In response to student concerns about lack of faculty diversity at Duke, the University has opened a search for a vice provost for faculty advancement.

Provost Sally Kornbluth announced the search for the new vice provost, whose main responsibility will be promoting “diversity and inclusion” on campus, in a community conversation Nov. 13. A faculty report on diversity released in May found that the percentage of non-White faculty remains low, but has seen a modest increase in the past decade—the percentage of Black faculty increased from 3.8 percent to 4.4 percent, and the percentage of Hispanic faculty from 1.8 percent to 2.6 percent.

The 53-page report noted that the University’s success in hiring female and black professors has been uneven, and its percentages of female and Hispanic professors are lower than at other schools ranked in the top 20. The report called for increased diversity in faculty searches and the creation of an inclusive environment for retention.

Kornbluth explained in a Nov. 19 Academic Council meeting that the new provost will be responsible for ensuring plans to improve diversity are executed.

“Obviously, there are reasons why a [faculty hiring search] fails or doesn’t work, but easy answers are not going to be acceptable,” Kornbluth said.

Some faculty members noted that multiple factors may be the cause of lack of faculty diversity.

“[Faculty hiring] is a very complicated issue,” said Amy Anderson, instructor in the Program in Education. “For example, in the education program here at Duke, there is no tenure track, but only Professors of the Practice and instructors, and that leads to some challenges in diverse hiring.’’

She explained that the lack of tenure track in the Program in Education causes less security among faculty, so it is possible that a potential Black faculty candidate might be attracted to other institutions that offer tenure track in their programs of education.

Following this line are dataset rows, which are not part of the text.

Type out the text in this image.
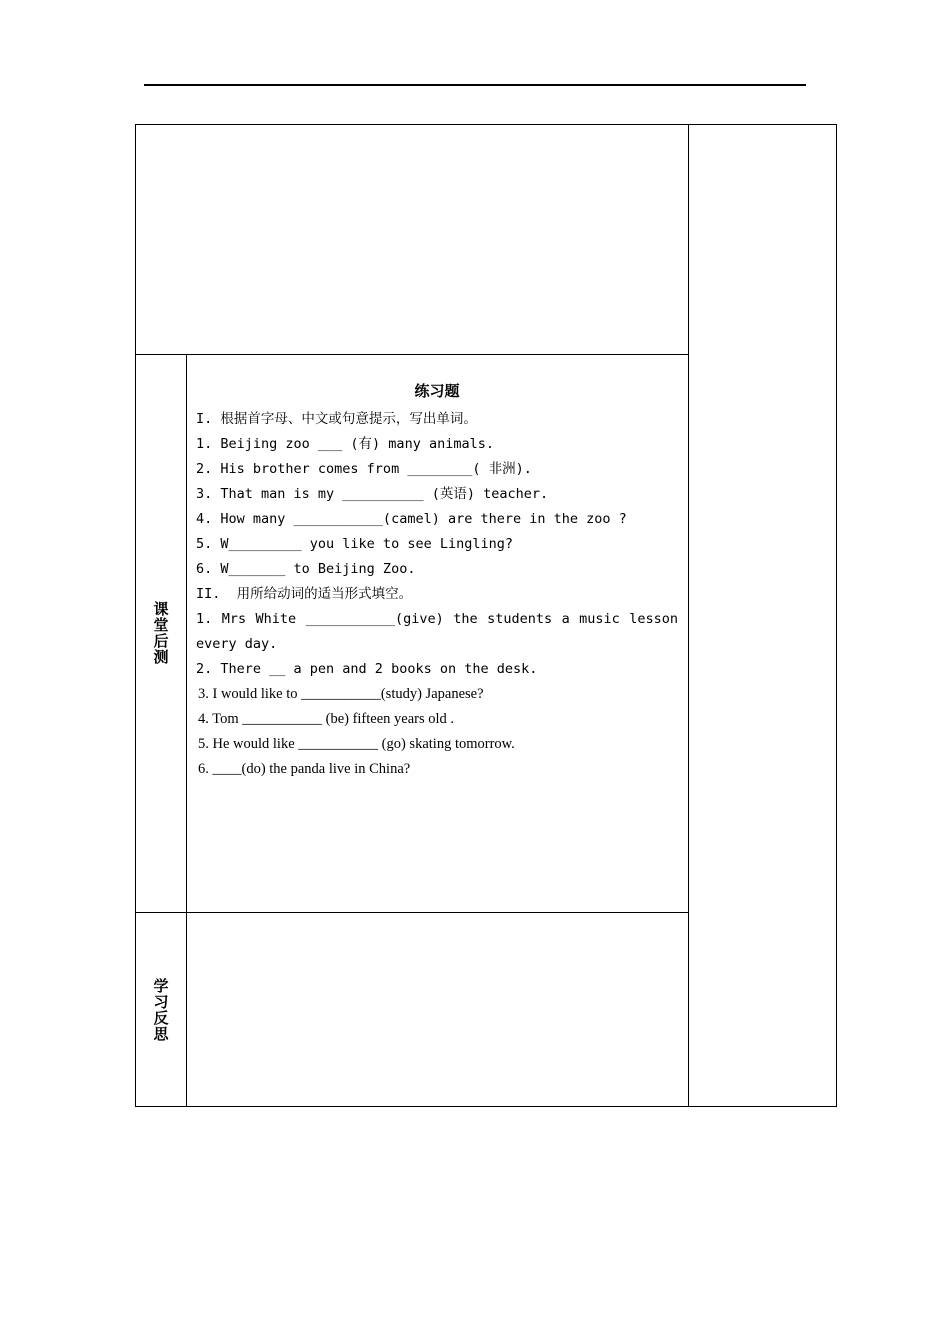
课堂后测
学习反思
练习题
I. 根据首字母、中文或句意提示，写出单词。
1. Beijing zoo ___ (有) many animals.
2. His brother comes from ________( 非洲).
3. That man is my __________ (英语) teacher.
4. How many ___________(camel) are there in the zoo ?
5. W_________ you like to see Lingling?
6. W_______ to Beijing Zoo.
II.  用所给动词的适当形式填空。
1. Mrs White ___________(give) the students a music lesson every day.
2. There __ a pen and 2 books on the desk.
3. I would like to ___________(study) Japanese?
4. Tom ___________ (be) fifteen years old .
5. He would like ___________ (go) skating tomorrow.
6. ____(do) the panda live in China?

“It’s great that they are announcing this new position as long as it’s not lip service,” Anderson said. “An institution has to identify its goals and put resources towards that direction.”

The announcement of the new position is the latest in a series of administrative efforts to improve diversity. Early efforts to improve faculty diversity focused specifically on Black faculty—notably through the Black Faculty Strategic Initiative, which doubled the number of Black faculty at Duke in the 10-year span from 1993 to 2003.

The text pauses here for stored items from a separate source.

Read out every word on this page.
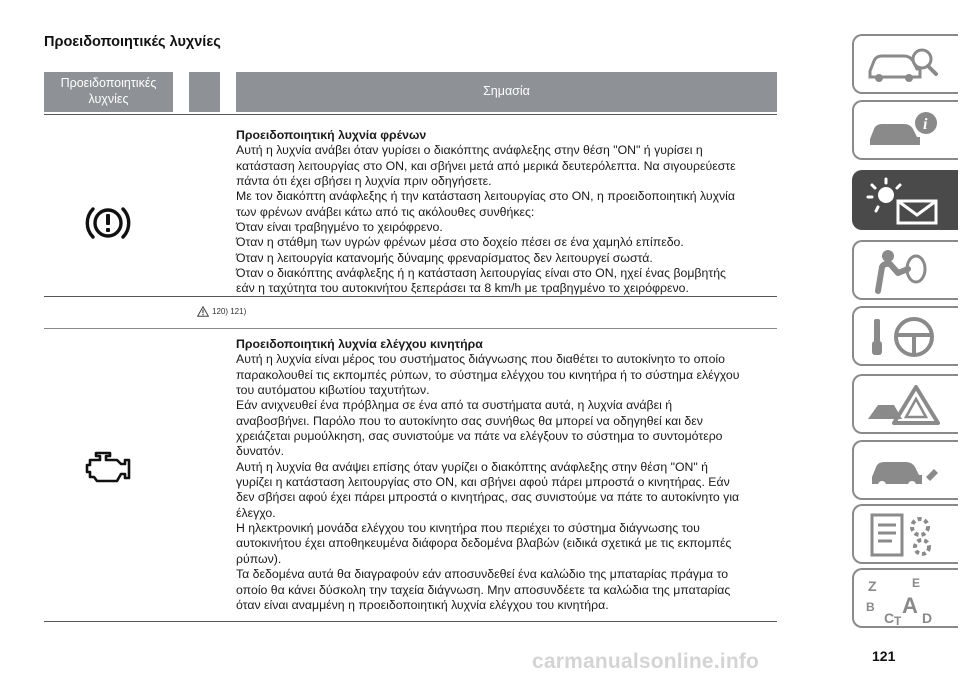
Προειδοποιητικές λυχνίες
Προειδοποιητικές λυχνίες
Σημασία

Προειδοποιητική λυχνία φρένων

Αυτή η λυχνία ανάβει όταν γυρίσει ο διακόπτης ανάφλεξης στην θέση "ON" ή γυρίσει η

κατάσταση λειτουργίας στο ON, και σβήνει μετά από μερικά δευτερόλεπτα. Να σιγουρεύεστε

πάντα ότι έχει σβήσει η λυχνία πριν οδηγήσετε.

Με τον διακόπτη ανάφλεξης ή την κατάσταση λειτουργίας στο ON, η προειδοποιητική λυχνία

των φρένων ανάβει κάτω από τις ακόλουθες συνθήκες:

Όταν είναι τραβηγμένο το χειρόφρενο.

Όταν η στάθμη των υγρών φρένων μέσα στο δοχείο πέσει σε ένα χαμηλό επίπεδο.

Όταν η λειτουργία κατανομής δύναμης φρεναρίσματος δεν λειτουργεί σωστά.

Όταν ο διακόπτης ανάφλεξης ή η κατάσταση λειτουργίας είναι στο ON, ηχεί ένας βομβητής

εάν η ταχύτητα του αυτοκινήτου ξεπεράσει τα 8 km/h με τραβηγμένο το χειρόφρενο.

120) 121)

Προειδοποιητική λυχνία ελέγχου κινητήρα

Αυτή η λυχνία είναι μέρος του συστήματος διάγνωσης που διαθέτει το αυτοκίνητο το οποίο

παρακολουθεί τις εκπομπές ρύπων, το σύστημα ελέγχου του κινητήρα ή το σύστημα ελέγχου

του αυτόματου κιβωτίου ταχυτήτων.

Εάν ανιχνευθεί ένα πρόβλημα σε ένα από τα συστήματα αυτά, η λυχνία ανάβει ή

αναβοσβήνει. Παρόλο που το αυτοκίνητο σας συνήθως θα μπορεί να οδηγηθεί και δεν

χρειάζεται ρυμούλκηση, σας συνιστούμε να πάτε να ελέγξουν το σύστημα το συντομότερο

δυνατόν.

Αυτή η λυχνία θα ανάψει επίσης όταν γυρίζει ο διακόπτης ανάφλεξης στην θέση "ON" ή

γυρίζει η κατάσταση λειτουργίας στο ON, και σβήνει αφού πάρει μπροστά ο κινητήρας. Εάν

δεν σβήσει αφού έχει πάρει μπροστά ο κινητήρας, σας συνιστούμε να πάτε το αυτοκίνητο για

έλεγχο.

Η ηλεκτρονική μονάδα ελέγχου του κινητήρα που περιέχει το σύστημα διάγνωσης του

αυτοκινήτου έχει αποθηκευμένα διάφορα δεδομένα βλαβών (ειδικά σχετικά με τις εκπομπές

ρύπων).

Τα δεδομένα αυτά θα διαγραφούν εάν αποσυνδεθεί ένα καλώδιο της μπαταρίας πράγμα το

οποίο θα κάνει δύσκολη την ταχεία διάγνωση. Μην αποσυνδέετε τα καλώδια της μπαταρίας

όταν είναι αναμμένη η προειδοποιητική λυχνία ελέγχου του κινητήρα.

i
Z	E
B A
C T D
carmanualsonline.info	121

Duke continued its effort through former President Nannerl Keohane’s Women’s Initiative in 2003 and Provost Peter Lange’s 2003 Faculty Diversity Initiative. More recently, President Richard Brodhead announced his President’s Diversity Initiative in 2012, requesting that each senior administrator set three goals each academic year and report back on the progress.

The faculty report released in May after 14 months of study found that despite these efforts, percentages of Black, Hispanic and female faculty are low.

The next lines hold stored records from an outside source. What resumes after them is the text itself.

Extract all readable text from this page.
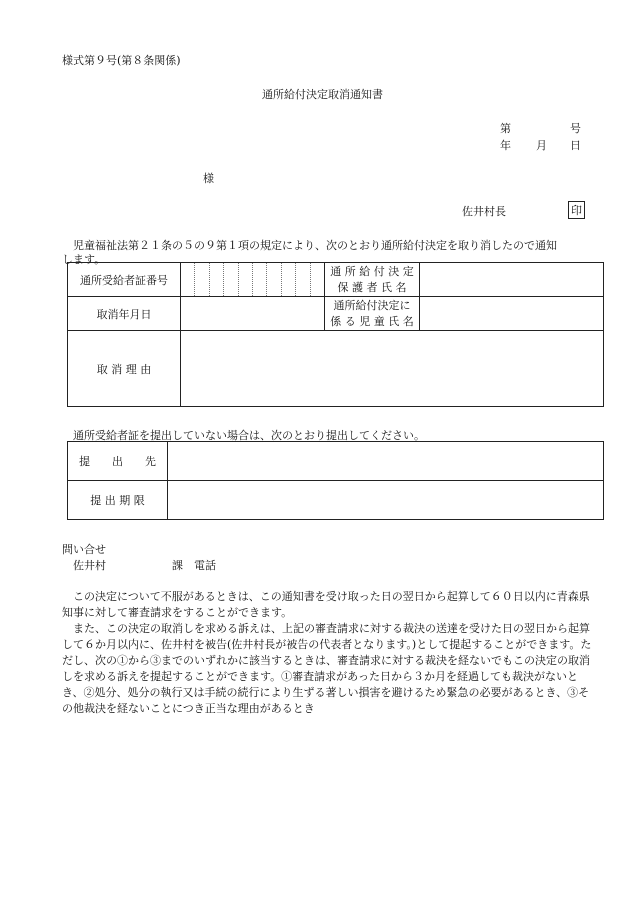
様式第９号(第８条関係)
通所給付決定取消通知書
第	号
年 月 日
様
佐井村長	印
児童福祉法第２１条の５の９第１項の規定により、次のとおり通所給付決定を取り消したので通知
します。
通所受給者証番号		通 所 給 付 決 定
保 護 者 氏 名	

取消年月日		通所給付決定に
係 る 児 童 氏 名	

取 消 理 由			
通所受給者証を提出していない場合は、次のとおり提出してください。
提　　出　　先	
提 出 期 限	
問い合せ
佐井村　　　　　　課　電話

この決定について不服があるときは、この通知書を受け取った日の翌日から起算して６０日以内に青森県知事に対して審査請求をすることができます。

また、この決定の取消しを求める訴えは、上記の審査請求に対する裁決の送達を受けた日の翌日から起算して６か月以内に、佐井村を被告(佐井村長が被告の代表者となります。)として提起することができます。ただし、次の①から③までのいずれかに該当するときは、審査請求に対する裁決を経ないでもこの決定の取消しを求める訴えを提起することができます。①審査請求があった日から３か月を経過しても裁決がないとき、②処分、処分の執行又は手続の続行により生ずる著しい損害を避けるため緊急の必要があるとき、③その他裁決を経ないことにつき正当な理由があるとき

With the national spotlight focused on race relations at schools across the country, increased attention is being paid to the importance of faculty diversity.

At Yale University, a five-year, $50 million initiative aimed at increasing faculty diversity was launched in early November—following a campus-wide call to increase faculty diversity in October and protests following a faculty member’s comments about offensive Halloween costumes. The funding will support half the salary of any hired candidate who brings diversity to a department.

“Yale recognizes the danger of investing only in the talents of a narrow slice of society and is committed to investing funding and human capacity that is necessary to the success of this initiative,” Karen Anderson, Yale’s associate provost for academic resources and faculty development, wrote in an email.

However, according to the Yale Daily News, students and faculty members noted that the lack of faculty diversity goes beyond hiring. The low number of minorities in the pool of prospective professors and the university’s inability to retain faculty of color all contribute to the problem.

Statistics on faculty at Yale and the University of Missouri, which has also been a scene of race-related protests, also indicate low levels of faculty diversity.

A faculty head count performed in fall 2013 showed that 2.8 percent of Yale faculty members are Hispanic, 3.5 percent are African American and 9 percent are Asian. Missouri, on the other hand, reported 3.25 percent Black/African American faculty and 3.12 percent Hispanic/Latino faculty as of Fall 2014.

Amid the controversy surrounding student protestors at Missouri, a Chancellor’s Diversity Initiative has been launched, and the university is having a national search for a new vice chancellor for inclusion, diversity and equity.

Editor’s note: The terms used to describe ethnicity in this story correspond to the terms used in the reports referenced.